The reason, for instance, Texas, of all places, has not had blackouts and brownouts is because solar can absorb wind; the Sun is high. It is 108 degrees, and everybody is pumping their air-conditioners. That also happens to be the point in time and the point of the day when all of the solar farms are running at full capacity, and they can power the grid.
So solar energy isn't something from 17 years ago when you said, you know, sometimes the Sun is shining and sometimes it is not and it is intermittent and the batteries aren't there. All of that is in the rearview mirror. All of the technical issues--not all of them. Ninety percent of the technical issues related to solar energy have been resolved.

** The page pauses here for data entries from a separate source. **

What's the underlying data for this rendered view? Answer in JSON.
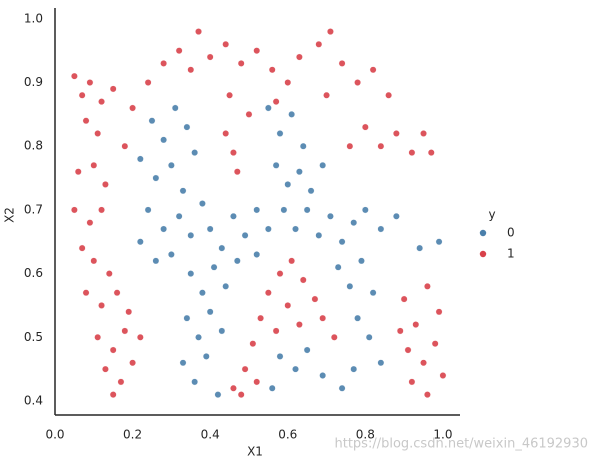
{
  "chart_data": {
    "type": "scatter",
    "x_label": "X1",
    "y_label": "X2",
    "xlim": [
      0,
      1.044
    ],
    "ylim": [
      0.378,
      1.017
    ],
    "xticks": [
      {
        "value": 0,
        "label": "0.0"
      },
      0.2,
      0.4,
      0.6,
      0.8,
      {
        "value": 1,
        "label": "1.0"
      }
    ],
    "yticks": [
      0.4,
      0.5,
      0.6,
      0.7,
      0.8,
      0.9,
      {
        "value": 1,
        "label": "1.0"
      }
    ],
    "grid": false,
    "legend_title": "y",
    "legend_position": "right",
    "watermark": "https://blog.csdn.net/weixin_46192930",
    "series": [
      {
        "name": "0",
        "color": "#4a7fab",
        "x": [
          0.25,
          0.28,
          0.31,
          0.34,
          0.22,
          0.26,
          0.3,
          0.33,
          0.36,
          0.24,
          0.28,
          0.32,
          0.35,
          0.38,
          0.22,
          0.26,
          0.3,
          0.4,
          0.43,
          0.46,
          0.49,
          0.52,
          0.55,
          0.35,
          0.38,
          0.41,
          0.44,
          0.47,
          0.34,
          0.37,
          0.4,
          0.43,
          0.33,
          0.36,
          0.39,
          0.42,
          0.55,
          0.58,
          0.61,
          0.64,
          0.57,
          0.6,
          0.63,
          0.66,
          0.69,
          0.59,
          0.62,
          0.65,
          0.68,
          0.71,
          0.74,
          0.77,
          0.8,
          0.84,
          0.88,
          0.94,
          0.99,
          0.73,
          0.76,
          0.79,
          0.82,
          0.78,
          0.81,
          0.84,
          0.77,
          0.74,
          0.58,
          0.62,
          0.65,
          0.56,
          0.69,
          0.52
        ],
        "values": [
          0.84,
          0.81,
          0.86,
          0.83,
          0.78,
          0.75,
          0.77,
          0.73,
          0.79,
          0.7,
          0.67,
          0.69,
          0.66,
          0.71,
          0.65,
          0.62,
          0.63,
          0.67,
          0.64,
          0.69,
          0.66,
          0.7,
          0.67,
          0.6,
          0.57,
          0.61,
          0.58,
          0.62,
          0.53,
          0.5,
          0.54,
          0.51,
          0.46,
          0.43,
          0.47,
          0.41,
          0.86,
          0.82,
          0.85,
          0.8,
          0.77,
          0.74,
          0.76,
          0.73,
          0.77,
          0.7,
          0.67,
          0.7,
          0.66,
          0.69,
          0.65,
          0.68,
          0.7,
          0.67,
          0.69,
          0.64,
          0.65,
          0.61,
          0.58,
          0.62,
          0.57,
          0.53,
          0.5,
          0.46,
          0.45,
          0.42,
          0.47,
          0.45,
          0.48,
          0.42,
          0.44,
          0.63
        ]
      },
      {
        "name": "1",
        "color": "#d8414a",
        "x": [
          0.05,
          0.07,
          0.09,
          0.12,
          0.15,
          0.08,
          0.11,
          0.06,
          0.1,
          0.13,
          0.05,
          0.09,
          0.12,
          0.07,
          0.1,
          0.14,
          0.08,
          0.12,
          0.16,
          0.19,
          0.11,
          0.15,
          0.18,
          0.13,
          0.17,
          0.2,
          0.15,
          0.22,
          0.18,
          0.2,
          0.24,
          0.28,
          0.32,
          0.37,
          0.35,
          0.4,
          0.44,
          0.48,
          0.52,
          0.56,
          0.6,
          0.63,
          0.68,
          0.71,
          0.74,
          0.78,
          0.82,
          0.86,
          0.7,
          0.45,
          0.5,
          0.57,
          0.8,
          0.84,
          0.88,
          0.92,
          0.95,
          0.97,
          0.76,
          0.46,
          0.47,
          0.44,
          0.9,
          0.93,
          0.96,
          0.99,
          0.91,
          0.95,
          0.98,
          0.92,
          0.96,
          1.0,
          0.89,
          0.46,
          0.49,
          0.51,
          0.53,
          0.55,
          0.58,
          0.61,
          0.64,
          0.67,
          0.69,
          0.57,
          0.6,
          0.63,
          0.48,
          0.52,
          0.72
        ],
        "values": [
          0.91,
          0.88,
          0.9,
          0.87,
          0.89,
          0.84,
          0.82,
          0.76,
          0.77,
          0.74,
          0.7,
          0.68,
          0.7,
          0.64,
          0.62,
          0.6,
          0.57,
          0.55,
          0.57,
          0.54,
          0.5,
          0.48,
          0.51,
          0.45,
          0.43,
          0.46,
          0.41,
          0.5,
          0.8,
          0.86,
          0.9,
          0.93,
          0.95,
          0.98,
          0.92,
          0.94,
          0.96,
          0.93,
          0.95,
          0.92,
          0.9,
          0.94,
          0.96,
          0.98,
          0.93,
          0.9,
          0.92,
          0.88,
          0.88,
          0.88,
          0.85,
          0.87,
          0.83,
          0.8,
          0.82,
          0.79,
          0.82,
          0.79,
          0.8,
          0.79,
          0.76,
          0.82,
          0.56,
          0.52,
          0.58,
          0.54,
          0.48,
          0.46,
          0.49,
          0.43,
          0.41,
          0.44,
          0.51,
          0.42,
          0.45,
          0.49,
          0.53,
          0.57,
          0.6,
          0.62,
          0.59,
          0.56,
          0.53,
          0.51,
          0.55,
          0.52,
          0.41,
          0.43,
          0.5
        ]
      }
    ]
  }
}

That is the scariest thing for the fossil energy people. Do you know why? Because they can't argue that this isn't economically smarter; they just have to argue that it is woke or something, like woke electrons. Who cares where the electrons come from? If they are cheap and plentiful, we should all be for them.
So this bill is going to create shortages which will drive up the prices and, in some places, reduce power quality. What does ``power quality'' mean? It means we are going to have blackouts and brownouts across the country.
To do any of these things in the bill would be bad, but to do all of it--all of it--in order to pay for the biggest wealth transfer from the poor to the rich in history is morally and economically bankrupt. Nobody asked for any of this. Trump voters were not demanding any of this. Nobody was asking to lose their healthcare or not be able to feed their kids or to pay more to keep the lights on at home, but they raced to do it anyway, knowing full well how devastating it would be for the country and for their own home States.
One final point: We are not going to stop talking about this. We are going to talk about this until it is repealed. We are going to talk about this when the rates go up for your electricity. We are going to talk about this when kids are thrown off their nutritional assistance. We are going to talk about this when rural hospitals close. We are going to talk about this when your insurance coverage rates go up.
We are not going to stop talking about this because this document which was enacted into law is a perfect encapsulation of the difference between the political parties. My party is flawed--obviously, my party is flawed--but I have never seen my party propose a bill that transferred so much money from the poor to the rich, and I have never seen my party propose a bill that raises the price of electricity, that raises the price of food, and that raises the price of healthcare. So we are going to talk about this today, tomorrow, and for the next 18 months until this thing is repealed from the Federal lawbooks.